The Arts Used To Get Around Censorship

In Vietnam,
performance art is gaining favor as a way to push boundaries while evading
censorship. In the last couple of years, performance artists have tried to move
out of the shadows and present their works to a wider public, thanks to funding
from the Denmark-Vietnam Cultural Development Exchange Fund, writes Newsweek.
    At first
glance, the little red scarf that Vietnamese performance artist Tran Luong is
snapping through the air appears innocent enough. But for some members of his
Vietnamese and Chinese audiences, it brings back memories from primary school,
when they wore scarves just like it in recognition of their support for
communism.
    Tran Luong, 47, still remembers with mixed feelings being the last
boy of his class to get one—something of a worry for his parents. As the
performance progresses, the Hanoi-based artist invites the audience to
participate by taking the scarf and whipping his bare torso. The repeated
action eventually leaves deep red imprints on his skin.
    “They might be
timid at first, but actually when they see the red on my body, they do more,
like a wild person waking up,” he says, describing the reaction to
“Welt,” which he has performed in Beijing
and Ho Chi Minh City
this year. “I think the red makes people think.”
    And that is
not something readily encouraged by the artistic censors in Vietnam. Performance
art is still largely viewed as a decadent, foreign art form, far removed from
the classical values of the academic beaux-arts painting style favored by
Vietnam’s cultural police. But in recent years, the genre has been steadily
gaining ground. Because of its inherent mobility and fleeting nature—the artist
needs few materials and can perform the impromptu work anywhere—Vietnamese
artists have been using performance art to quietly push the boundaries of
acceptable social and political commentaries while avoiding the censor’s
watchful eye.
    “As a form of expression, performance’s ephemeral nature
offers visibility to a wide audience but invisibility to the authorities,”

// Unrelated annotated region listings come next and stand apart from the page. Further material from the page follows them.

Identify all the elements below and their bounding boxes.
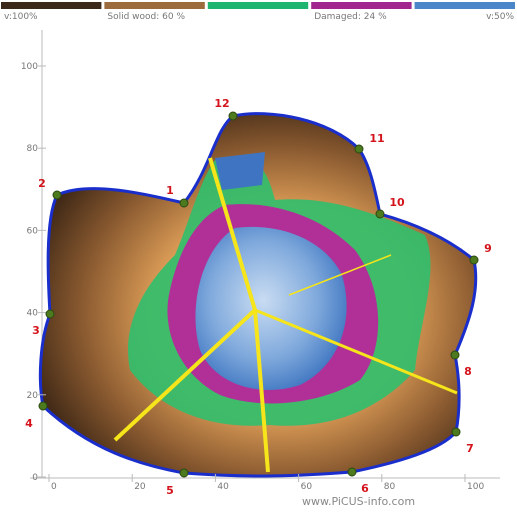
x-tick-label: 100 [467,482,484,492]
sensor-label: 2 [38,177,46,190]
path-line [208,157,257,311]
path-line [254,308,458,395]
sensor [45,309,55,319]
y-tick-label: 40 [27,309,39,319]
hollow-zone [195,226,347,390]
path-line [113,308,257,442]
sensor-label: 11 [369,132,384,145]
sensor [179,468,189,478]
x-tick-label: 0 [51,482,57,492]
legend-swatch [1,2,102,9]
sensor [179,198,189,208]
sensor [375,209,385,219]
x-tick-label: 40 [217,482,229,492]
legend-label: v:50% [486,12,514,22]
sensor-label: 8 [464,365,472,378]
path-line [288,254,392,296]
sensor [450,350,460,360]
sensor-label: 3 [32,324,40,337]
sensor [451,427,461,437]
sensor [469,255,479,265]
y-tick-label: 80 [27,144,39,154]
sensor-label: 5 [166,484,174,497]
sensor [52,190,62,200]
legend-label: v:100% [4,12,38,22]
y-tick-label: 100 [21,62,38,72]
sensor [38,401,48,411]
watermark: www.PiCUS-info.com [302,495,415,508]
sensor-label: 4 [25,417,33,430]
sensor-label: 9 [484,242,492,255]
tomogram [38,112,478,478]
sensor-label: 6 [361,482,369,495]
x-tick-label: 80 [384,482,396,492]
path-line [253,309,270,473]
legend-swatch [104,2,205,9]
sensor-label: 7 [466,442,474,455]
legend-label: Solid wood: 60 % [107,12,185,22]
hollow-top [215,152,265,190]
legend-swatch [207,2,309,9]
x-tick-label: 60 [301,482,313,492]
y-tick-label: 20 [27,391,39,401]
x-tick-label: 20 [134,482,146,492]
sensor [228,111,238,121]
legend-swatch [311,2,412,9]
y-tick-label: 60 [27,226,39,236]
sensor [347,467,357,477]
sensor-label: 1 [166,184,174,197]
legend-swatch [414,2,515,9]
legend-label: Damaged: 24 % [314,12,387,22]
sensor-label: 10 [389,196,405,209]
y-tick-label: 0 [32,473,38,483]
sensor-paths [113,157,458,473]
sensor-label: 12 [214,97,229,110]
sensor [354,144,364,154]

says Nora Taylor, the author of several books on Vietnamese art and a professor
at the School of the Art Institute of Chicago.
    Indeed,
censorship of the arts remains rife in Vietnam. Major art projects and
exhibitions need official permits from the cultural police, and shows can be
shut down with no warning. Last year an installation by Truong Tan, involving a
giant diaper lined with pockets resembling those worn by traffic police
officers—a reference to the absorbent pockets of corrupt officers—was abruptly
removed from an exhibition at the Goethe-Institut in Hanoi. But performance art, which remains
primarily “underground” in Vietnam, is much harder to control.
Performances often happen without any prior advertising. Instead, artists rely
on text-messaging and e-mailing a close-knit network of friends and fans who
congregate at a handful of private spaces, most notably the stilt house of
Nguyen Manh Duc, a longtime supporter of the art in Hanoi.
    Performance
art first took off in Vietnam
in the mid-’90s. Tran Luong began his artistic career as an abstract painter, a
member of the renowned Gang of Five, a group of young artists who rose to
pre-eminence after the Communist government finally opened up in 1986. But he
fell out with his peers, whose increasingly commercial works disillusioned him,
and switched to conceptual performance art in the mid-1990s. Often acting as a
mentor to younger artists, he is now considered one of the fathers of
performance art in Hanoi,
along with Truong Tan and Dao Anh Khanh.
    In the last
couple of years, performance artists have tried to move out of the shadows and
present their works to a wider public. In 2006, Tran Luong organized the first
“Dom Dom Performance Festival” in Hanoi, thanks to funding from the
Denmark-Vietnam Cultural Development Exchange Fund.
    Twenty-two Vietnamese
artists participated in that inaugural festival. Last year several artists
engineered “Sneaky Week,” a series of impromptu performances on the
streets of Hanoi, Hué and Ho Chi Minh City. Some of the works were
quite provocative; Vu Duc Toan paid for anything he needed that day using money
in a sealed envelope—a commentary on the country’s ongoing corruption—and
captured in photos the various reactions of the people he crossed paths with.
    Though they
don’t require a permit, street performances can quickly attract the attention
of the police. “You learn how to run fast,” says one artist who
performed in “Sneaky Week.” Dao Anh Khanh, who once actually worked
for the cultural police, has stopped counting the number of run-ins he has had
with them. Over the years, he has been arrested several times, some of his
shows have been canceled and some of his works destroyed. When young artists
sought permission to organize a new “Dom Dom Performance Festival” in
Ho Chi Minh City
in May, the cultural authorities asked to see advance videos of the performance
work—a stretch for an experimental art form that is meant to be performed
spontaneously. They are now trying to organize the festival for August, but
some of the artists who had originally committed have backed out, maybe fearing
the censors.
At least they’ll have new fuel for their art.